Rare disease
Often, when friends or family members, encounter problems or illness, we may sympathize or empathize with them by commenting that we know how they feel. Today, I learned of someone with a disease so rare that it is quite possible no one reading this could empathize by saying, “I know how you feel.”
The disease? Fibrodysplasia Ossificans Progressiva or FOP.
You’ve never heard of it? Neither had I until today. According to the website for the International Fibrodysplasia Ossificans Progressive Association, the disease is “one of the rarest, most disabling genetic conditions known to medicine.” A news story about a woman afflicted by the disease reports that it is believed only about 700 cases are known to exist at present.
FOP, sometimes referred to as Stone Man Syndrome, is a disease of the body’s connective tissue in which a mutation of the body’s repair mechanism causes fibrous tissue, including muscle, tendon and ligament, to be ossified spontaneously or when damaged. Often, this causes joints to become permanently frozen in place. The tissues become bone that forms extra-skeletal bone, effectively becoming an exterior skeleton encasing the body’s bone skeleton. The disease has no known cure.
In the news story about a woman with FOP, the woman afflicted said, “I describe it today like saying I’m turning into a human statue.” She said that any bruise she gets causes her body tissues to turn to bone. A car crash left one leg in a locked position. Her left arm is fused to her side, and her neck and back are stiff. “Eventually,” she said, “I will be immobile from head to toe.”
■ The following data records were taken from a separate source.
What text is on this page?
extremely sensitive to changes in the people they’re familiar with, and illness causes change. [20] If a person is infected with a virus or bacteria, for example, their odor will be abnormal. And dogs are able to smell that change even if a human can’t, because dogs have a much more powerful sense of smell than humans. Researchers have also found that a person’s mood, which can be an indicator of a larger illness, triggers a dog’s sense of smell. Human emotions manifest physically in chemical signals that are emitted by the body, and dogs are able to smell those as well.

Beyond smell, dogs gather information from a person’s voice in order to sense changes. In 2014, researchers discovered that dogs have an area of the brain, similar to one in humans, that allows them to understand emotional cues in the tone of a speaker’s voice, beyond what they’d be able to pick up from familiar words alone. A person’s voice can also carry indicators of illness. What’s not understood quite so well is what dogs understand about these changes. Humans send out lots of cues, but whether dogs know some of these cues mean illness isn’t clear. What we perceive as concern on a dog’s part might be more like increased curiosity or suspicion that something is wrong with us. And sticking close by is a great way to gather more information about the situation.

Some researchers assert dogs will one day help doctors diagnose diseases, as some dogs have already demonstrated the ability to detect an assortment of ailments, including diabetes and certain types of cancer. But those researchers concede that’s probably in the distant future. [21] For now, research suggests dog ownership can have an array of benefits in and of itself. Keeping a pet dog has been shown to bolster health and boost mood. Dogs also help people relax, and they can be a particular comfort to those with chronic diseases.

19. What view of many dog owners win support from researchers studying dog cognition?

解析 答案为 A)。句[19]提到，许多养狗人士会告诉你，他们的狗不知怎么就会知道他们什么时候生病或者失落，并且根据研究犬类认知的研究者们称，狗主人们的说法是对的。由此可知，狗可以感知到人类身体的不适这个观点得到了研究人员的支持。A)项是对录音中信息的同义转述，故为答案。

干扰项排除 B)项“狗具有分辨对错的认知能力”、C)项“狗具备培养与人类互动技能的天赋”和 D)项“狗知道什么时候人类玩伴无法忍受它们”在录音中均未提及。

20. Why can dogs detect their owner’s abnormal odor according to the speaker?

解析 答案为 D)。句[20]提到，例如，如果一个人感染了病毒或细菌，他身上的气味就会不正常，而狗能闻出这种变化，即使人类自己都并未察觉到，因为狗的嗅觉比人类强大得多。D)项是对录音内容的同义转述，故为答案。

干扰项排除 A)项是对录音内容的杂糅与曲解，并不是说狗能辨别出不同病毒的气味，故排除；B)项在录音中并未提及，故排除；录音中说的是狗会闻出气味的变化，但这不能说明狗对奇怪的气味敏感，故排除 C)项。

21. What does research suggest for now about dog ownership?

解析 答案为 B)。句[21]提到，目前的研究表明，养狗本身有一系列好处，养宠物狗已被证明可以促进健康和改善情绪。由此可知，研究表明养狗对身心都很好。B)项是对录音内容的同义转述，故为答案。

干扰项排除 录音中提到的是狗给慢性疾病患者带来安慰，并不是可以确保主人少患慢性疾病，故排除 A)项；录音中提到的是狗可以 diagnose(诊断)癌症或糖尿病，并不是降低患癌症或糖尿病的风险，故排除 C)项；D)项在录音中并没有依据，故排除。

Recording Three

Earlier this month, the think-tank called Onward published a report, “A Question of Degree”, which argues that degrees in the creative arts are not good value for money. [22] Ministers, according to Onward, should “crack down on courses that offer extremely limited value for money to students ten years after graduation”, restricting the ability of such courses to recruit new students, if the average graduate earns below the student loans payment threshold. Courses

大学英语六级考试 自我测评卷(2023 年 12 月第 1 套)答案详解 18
In reading about this, I began to wonder if some of us, myself included, could be suffering a form of FOP in our spiritual lives.
Are the tendons and ligaments on our faith skeleton continuing to be flexible and strong; or, are they, like someone afflicted with FOP, turning to bone with each little bruise we receive? Are our feelings easily wounded and we find forgiveness difficult for even the smallest of slights we experience? Does each little bruise result in muscle turning to bone?
Just as FOP can cause ligaments and muscles to turn to bone, spiritual FOP could find us allowing our spiritual muscles to become ossified, thus immobilizing our faith.
While FOP is incurable and eventually will immobilize its victim, that is not true of spiritual FOP. FOP in our spiritual life is curable. It will lead to immobilization only if we choose to allow it to do so.